Windows Autopilot is a built-in desktop provisioning tool that is exclusive to Windows 10. It empowers IT professionals to automate the image deployment of new desktops with pre-configured settings. With Windows Autopilot, IT teams can set up new desktops to join existing configuration groups and apply pre-defined profiles to enable new users to access fully functional desktops from their initial logon. This simplifies the out-of-box experience (OOBE) for new organizational desktop users.
To use Windows Autopilot, IT must connect the devices to a Microsoft Azure portal and enroll them in Microsoft Windows Azure Active Directory. Once the device or devices are enrolled, IT can assign a desktop image to each user before registering their devices. Once the images are in place, users can log in and input their company credentials for identity verification.
The Windows Autopilot device registration process begins with IT logging a new device’s hardware ID and device type. IT professionals must add this information to their organization’s Windows Autopilot registry in the form of a comma-separated values (CSV) file.

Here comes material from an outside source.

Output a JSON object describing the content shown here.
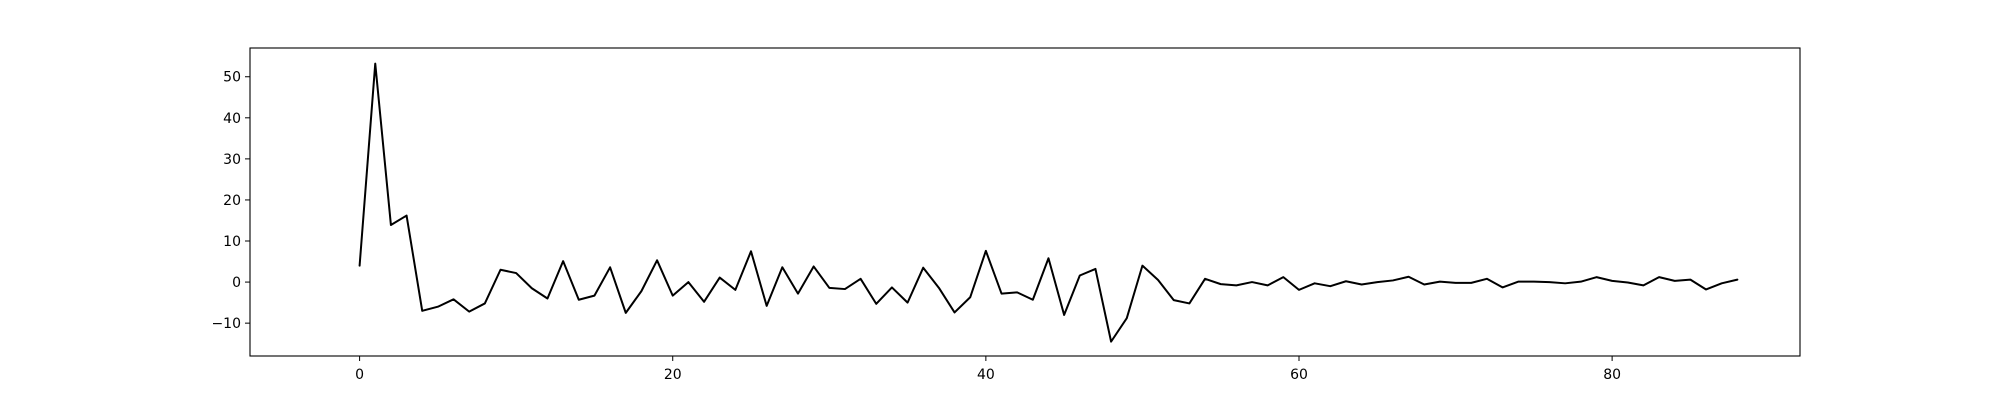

Autopilot allows IT to create custom deployment profiles for each device. Each device requires a Windows Autopilot profile that defines the terms of its desktop deployment. The profiles can overwrite local desktop administrator privileges, disable Microsoft Cortana and other local applications, apply custom privacy settings, and more.
After defining the profiles for each device, IT professionals should wait for the user to first access the device before taking any further action. Once the user accesses the device and loads the new desktop, IT can perform its typical endpoint management practices.
Windows Autopilot includes several zero-touch provisioning (ZTP) features, such as a self-deploying mode that provides the simplest experience for the end-user. All users have to do is input their information and watch as the desktop provides updates on their enrollment status.
One of the primary benefits of Windows Autopilot is that IT professionals can quickly deploy profiles to new devices with basic profile settings. The CSV file format for inputting new devices is simple, which enables IT to deploy preset profiles to a large number of devices simultaneously. However, Windows Autopilot does not offer as many desktop profile options as some other configuration tools. Microsoft Configuration Designer, for instance, is a tool designed for provisioning in BYOD use cases that provides a high level of control over each profile by allowing IT to alter more specific configurations. Additionally, Microsoft Intune, which is part of the Microsoft Endpoint Manager tool, provides additional mobile device management options.
IT professionals can use Windows Autopilot in conjunction with other tools to perform different provisioning functions. While Windows Autopilot offers quick configurations and a simple OOBE for end-users, other tools can target more complicated desktop image profiles or profiles for mobile devices.